For every TF model, one cell type and 2 chromosomes are held out for independent testing.
maxatac train --genome hg38 --arch DCNN_V2 --sequence hg38.2bit --meta_file CTCF_meta.tsv --output ./CTCF_DCNN --prefix CTCF_DCNN --shuffle_cell_type --rev_comp
--sequence
This argument specifies the path to the 2bit DNA sequence for the genome of interest
--meta_file
This argument specifies the path to the meta file that describes the training data available. This meta file is described above.
--genome
Specify which genome build this task is specified for (i.e. hg38).
--prefix
This argument is reserved for the prefix used to build the output filename. This can be any string. The extension .bw
will be added to the filename prefix.
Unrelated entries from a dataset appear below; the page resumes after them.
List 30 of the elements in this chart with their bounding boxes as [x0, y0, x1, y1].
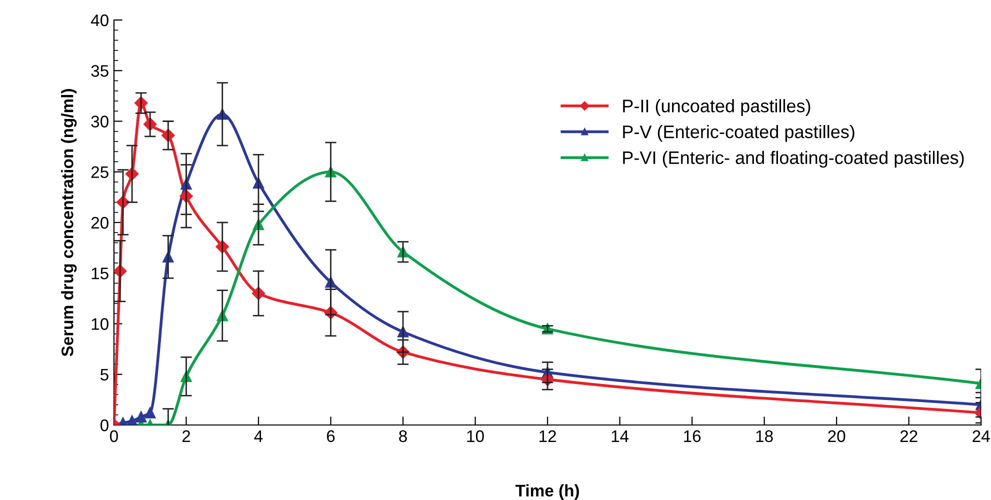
legend-label: P-VI (Enteric- and floating-coated pastilles): [623, 150, 964, 168]
legend-label: P-II (uncoated pastilles): [623, 99, 810, 116]
y-axis-title: Serum drug concentration (ng/ml): [61, 89, 77, 356]
x-tick-label: 2: [182, 430, 190, 442]
x-tick-label: 8: [399, 430, 407, 442]
y-tick-label: 5: [100, 368, 108, 381]
x-tick-label: 24: [972, 430, 990, 442]
legend-label: P-V (Enteric-coated pastilles): [623, 124, 854, 142]
point: [144, 407, 156, 418]
x-tick-label: 22: [900, 430, 918, 442]
point: [126, 415, 138, 425]
x-tick-label: 4: [254, 430, 263, 442]
x-tick-label: 12: [540, 430, 556, 442]
x-tick-label: 18: [756, 430, 773, 442]
x-axis-title: Time (h): [515, 484, 579, 500]
y-tick-label: 40: [90, 14, 108, 26]
x-tick-label: 14: [612, 430, 629, 442]
y-tick-label: 35: [91, 65, 108, 77]
x-tick-label: 6: [326, 430, 335, 442]
y-tick-label: 30: [91, 116, 108, 128]
x-tick-label: 20: [828, 430, 846, 442]
y-tick-label: 25: [91, 166, 108, 178]
x-tick-label: 10: [467, 430, 484, 442]
y-tick-label: 20: [91, 216, 108, 229]
point: [136, 411, 147, 422]
y-tick-label: 15: [92, 268, 108, 280]
x-tick-label: 0: [110, 430, 118, 442]
y-tick-label: 0: [100, 419, 108, 432]
y-tick-label: 10: [92, 318, 108, 330]
x-tick-label: 16: [684, 430, 701, 442]
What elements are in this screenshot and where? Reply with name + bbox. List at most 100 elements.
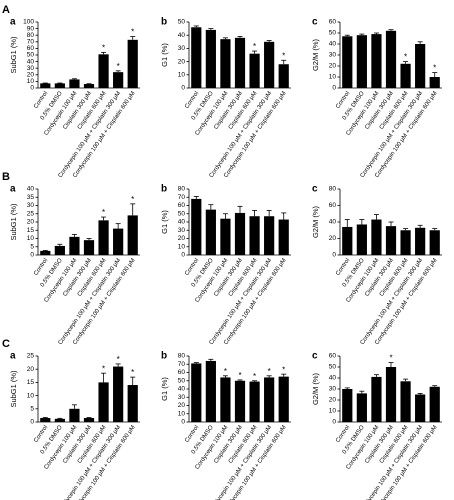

Default: maxatac_model
--train_roi
This argument is used to input the BED file that you want to use to define the training regions of interest. If you set this option, you will randomly select regions from this file for training instead of using the meta data to build the training data pool.
--validate_roi
This argument is used to input the BED file that you want to use to define the validation regions of interest. If you set this option, you will randomly select regions from this file for validation instead of using the meta data to build the validation data pool.
--target_scale_factor
The scaling factor for scaling model targets signal. Used only for quantitative models. Default: 1
--output_activation
The output activation to use for the model. No other options are considered in the publication. Test at your own risk. Default: sigmoid
--chroms
The list of chromosomes to limit the study to. These include the training and validation chromosomes. Default: ["chr2", "chr3", "chr4", "chr5", "chr6", "chr7", "chr9", "chr10", "chr11", "chr12", "chr13", "chr14", "chr15", "chr16", "chr17", "chr18", "chr19", "chr20", "chr21", "chr22", "chrX"]
.
--tchroms
The list of chromosomes to use for training only. Default: ["chr3", "chr4", "chr5", "chr6", "chr7", "chr9", "chr10", "chr11", "chr12", "chr13", "chr14", "chr15", "chr16", "chr17", "chr18", "chr20", "chr21", "chr22"]
.
--vchroms
The list of chromosomes to use for validation only. Default: ["chr2", "chr19"]
.
--arch
The architecture to use for the neural network. Default: DCNN_V2
.
--rand_ratio
The proportion of random regions to use per training and validation batch. This corresponds to the number of regions that are randomly selected form the genome as opposed to being created based on the ATAC-seq or ChIP-seq peaks. Default: 0
.
--seed
The seed to use for the model in case of reproducibility. Default: random.randint(1, 99999)
.
--weights
The weights to use for initializing a model prior to training. Default: do not initialize with weights
.
--epochs
The number of epochs to train the model for. Default: 20
.
--batches
The number of batches to use per stochastic gradient descent step. Default: 100
.
--batch_size
The number of examples to use per training batch. Default: 1000
.
--val_batch_size
The number of examples to use per validation batch. Default 1000
.
--output
The output directory name to save results to. Default: ./training_results
.
--plot
Whether to plot the model structure or training history. Default: True
.
--dense
Used if you want to use a dense layer at the end of the neural network. Default: False
.
--threads
Use to change the number of threads used per job. Default: get available
.
--loglevel
This argument is used to set the logging level. Currently, the only working logging level is ERROR
.
--rev_comp
If rev_comp is True
, then use the reverse complement sequence in addition to the reference sequence. Default: False
.
--shuffle_cell_type
If shuffle_cell_type is True
, then shuffle training ROI cell type label. This is related to “pan-cell” training as described in the maxATAC manuscript. Default: True
.
--multiprocessing
If set, this option supports parallelization of training. Default: False
.
--max_queue_size
--blacklist
The path to a BED file that has regions to exclude.
--chrom_sizes
The path to the chromosome sizes file.